Por isso é que se recomenda, em muitas Lojas,
que o irmão, ao ingressar no templo, deixe do lado de fora a sua vestimenta
carnal e nele entre só munido do seu espírito. Esta é uma metáfora que
significa: vigie a sua mente racional, pois ali dentro você está proibido de
julgar; vigie os seus preconceitos, os seus pressupostos e supostas sabedorias,
pois ali você poderá ouvir coisas que lhe parecerão, de início, inúteis e
absurdas; exercite a sua tolerância, pois é na prática desta virtude que o
irmão irá adquirir a flexibilidade de espírito necessária para entender o
verdadeiro significado da Maçonaria.
A Maçonaria é muito mais que um grupo de
pessoas que se reúne para um objetivo social − que também se insere entre as
suas atividades −; ela é, antes, uma comunidade de pensamento, cuja finalidade
é formar mentalidades dignas e capazes de conduzir os assuntos da sociedade em
que estão inseridas com a eficiência e o zelo que os valores por ela consagrada
exigem.
Daí a insistência de que os seus membros nela
entrem “limpos e puros” e nela se tornem “justos e perfeitos”, pois é desse
exercício de virtude que se moldam os líderes necessários para a condução desse
processo.
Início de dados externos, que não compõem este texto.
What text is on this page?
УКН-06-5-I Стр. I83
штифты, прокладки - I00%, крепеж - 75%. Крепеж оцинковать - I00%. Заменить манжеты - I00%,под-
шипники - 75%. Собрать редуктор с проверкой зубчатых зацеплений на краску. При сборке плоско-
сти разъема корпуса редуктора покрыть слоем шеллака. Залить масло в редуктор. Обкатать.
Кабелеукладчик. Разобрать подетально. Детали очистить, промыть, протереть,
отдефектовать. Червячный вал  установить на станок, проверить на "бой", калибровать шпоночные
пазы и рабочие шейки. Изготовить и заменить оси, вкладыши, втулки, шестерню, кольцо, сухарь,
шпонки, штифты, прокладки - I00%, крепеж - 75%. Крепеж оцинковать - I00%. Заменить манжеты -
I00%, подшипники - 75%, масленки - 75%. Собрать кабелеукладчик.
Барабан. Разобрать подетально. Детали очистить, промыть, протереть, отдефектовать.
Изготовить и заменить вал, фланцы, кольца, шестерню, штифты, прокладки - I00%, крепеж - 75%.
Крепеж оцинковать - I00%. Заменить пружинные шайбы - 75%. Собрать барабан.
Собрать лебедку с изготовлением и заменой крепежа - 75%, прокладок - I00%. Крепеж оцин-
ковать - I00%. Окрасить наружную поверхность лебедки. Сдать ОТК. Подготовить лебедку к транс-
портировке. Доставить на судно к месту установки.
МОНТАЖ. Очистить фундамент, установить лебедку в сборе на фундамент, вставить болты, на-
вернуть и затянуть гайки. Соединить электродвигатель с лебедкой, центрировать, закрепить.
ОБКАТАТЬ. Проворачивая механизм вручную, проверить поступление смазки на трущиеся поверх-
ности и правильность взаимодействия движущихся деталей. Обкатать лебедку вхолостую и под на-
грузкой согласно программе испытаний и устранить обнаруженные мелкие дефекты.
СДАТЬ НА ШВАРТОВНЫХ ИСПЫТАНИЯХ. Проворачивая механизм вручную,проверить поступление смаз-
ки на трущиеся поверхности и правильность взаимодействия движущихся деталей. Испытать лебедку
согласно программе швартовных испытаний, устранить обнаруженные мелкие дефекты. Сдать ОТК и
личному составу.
Esta não é, como se vê, uma tarefa fácil de ser planeada, executada e
mantida como processo de educação, e como em todos os sistemas do gênero,
“muitos são os chamados, e poucos são os escolhidos”; pois como dizia Jesus, é
mais fácil para uma criança do que para um adulto entender certas verdades,
pois está ainda não tem a chamada “sabedoria” que julga [3].
Por isso, a nossa sabedoria em nada lucrará se
ao frequentarmos uma Loja, os nossos pensamentos se mantiverem no território da
racionalidade útil e proveitosa, que só valora aquilo que, em princípio, nos
pode acrescentar bons dividendos materiais.
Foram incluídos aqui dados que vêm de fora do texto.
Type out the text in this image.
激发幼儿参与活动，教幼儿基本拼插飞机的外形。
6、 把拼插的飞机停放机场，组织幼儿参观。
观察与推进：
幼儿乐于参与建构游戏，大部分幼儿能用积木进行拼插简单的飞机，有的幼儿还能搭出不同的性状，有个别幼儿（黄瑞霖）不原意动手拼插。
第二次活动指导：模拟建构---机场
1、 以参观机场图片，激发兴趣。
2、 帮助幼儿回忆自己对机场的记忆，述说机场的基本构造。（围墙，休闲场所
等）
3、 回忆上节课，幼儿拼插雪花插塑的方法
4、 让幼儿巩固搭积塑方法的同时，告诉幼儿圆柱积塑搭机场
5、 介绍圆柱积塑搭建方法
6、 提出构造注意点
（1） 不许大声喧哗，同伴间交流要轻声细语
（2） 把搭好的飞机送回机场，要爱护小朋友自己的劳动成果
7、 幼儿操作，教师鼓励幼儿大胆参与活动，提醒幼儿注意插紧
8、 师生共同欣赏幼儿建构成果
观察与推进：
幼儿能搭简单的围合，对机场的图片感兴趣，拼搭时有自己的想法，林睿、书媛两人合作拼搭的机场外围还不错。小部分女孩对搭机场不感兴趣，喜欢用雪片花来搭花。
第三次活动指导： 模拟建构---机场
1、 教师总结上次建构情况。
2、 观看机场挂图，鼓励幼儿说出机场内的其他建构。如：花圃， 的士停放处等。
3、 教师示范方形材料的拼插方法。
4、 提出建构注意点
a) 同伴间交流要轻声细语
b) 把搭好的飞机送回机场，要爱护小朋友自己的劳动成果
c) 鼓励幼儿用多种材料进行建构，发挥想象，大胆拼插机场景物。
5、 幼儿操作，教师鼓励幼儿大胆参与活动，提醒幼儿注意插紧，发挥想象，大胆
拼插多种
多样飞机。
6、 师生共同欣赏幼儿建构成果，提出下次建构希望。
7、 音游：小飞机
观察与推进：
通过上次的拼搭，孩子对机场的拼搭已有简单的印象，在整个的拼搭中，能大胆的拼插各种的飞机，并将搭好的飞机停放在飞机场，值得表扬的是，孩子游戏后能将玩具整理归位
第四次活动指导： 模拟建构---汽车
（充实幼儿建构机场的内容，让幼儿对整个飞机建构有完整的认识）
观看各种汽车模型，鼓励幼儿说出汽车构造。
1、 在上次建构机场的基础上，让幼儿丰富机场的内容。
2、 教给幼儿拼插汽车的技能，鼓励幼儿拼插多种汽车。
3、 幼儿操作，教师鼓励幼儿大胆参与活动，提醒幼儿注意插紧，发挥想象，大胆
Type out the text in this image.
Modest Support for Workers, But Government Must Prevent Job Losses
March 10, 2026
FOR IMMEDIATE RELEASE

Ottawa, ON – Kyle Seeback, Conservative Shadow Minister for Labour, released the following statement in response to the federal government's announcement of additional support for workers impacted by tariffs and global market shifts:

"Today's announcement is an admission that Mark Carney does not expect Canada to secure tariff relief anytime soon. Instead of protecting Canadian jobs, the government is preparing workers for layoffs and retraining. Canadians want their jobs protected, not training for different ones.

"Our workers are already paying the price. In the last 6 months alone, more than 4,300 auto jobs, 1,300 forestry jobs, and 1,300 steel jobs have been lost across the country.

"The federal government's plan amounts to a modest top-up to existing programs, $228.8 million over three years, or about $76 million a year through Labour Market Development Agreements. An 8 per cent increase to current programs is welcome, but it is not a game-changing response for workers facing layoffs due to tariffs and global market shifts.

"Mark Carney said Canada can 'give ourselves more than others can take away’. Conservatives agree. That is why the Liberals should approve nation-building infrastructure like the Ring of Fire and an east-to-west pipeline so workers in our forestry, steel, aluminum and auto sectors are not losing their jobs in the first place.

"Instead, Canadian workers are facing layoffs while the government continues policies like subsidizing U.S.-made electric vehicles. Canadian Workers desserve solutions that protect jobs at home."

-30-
Não usaremos os conhecimentos maçônicos para
construir uma ponte, um edifício, lucrar na bolsa de valores ou de mercadorias,
arrumar um bom emprego, conseguir um empréstimo no banco, etc. (embora todas
essas coisas estejam implicitamente relacionadas como objetos dessas relações),
pois esse não é o objetivo. Mas ao adquiri-lo, um dia perceberemos que este
conhecimento e estas possibilidades sempre estiveram ali, à nossa disposição [4].
João Anatalino Rodrigues
Notas
[1] Veja-se a introdução à nossa obra
“Conhecendo a Arte Real”, já citada, onde esse tema é desenvolvido com maior
profundidade.
[2] Por isso é a Maçonaria tem sido,
amiúde, comparado à prática da alquimia. A alquimia, também chamada de Arte do
Amor, tinha como objetivo, mais que a descoberta da pedra filosofal, a
transmutação do espírito do operador.
[3] Um famoso ensinamento zen diz que um
discípulo procurou o mestre para aprender com ele os fundamentos da doutrina. O
mestre pediu que o aluno falasse um pouco de si mesmo e do que já havia
aprendido. Enquanto ele falava o mestre enchia a sua xícara com chá. Ao ver que
a xícara transbordava e o chá se derramava pelo chão o discípulo exclamou: −
Mestre, o senhor não viu que a xícara já está cheia? –Exatamente − respondeu
ele. – Como espera aprender o zen se você já está cheio com a sua própria
sabedoria?
[4] Aqui está implícito o preceito
ensinado por Jesus: “buscai primeiro o Reino de Deus e a sua justiça e todas
essas coisas vos serão dadas por acréscimo.”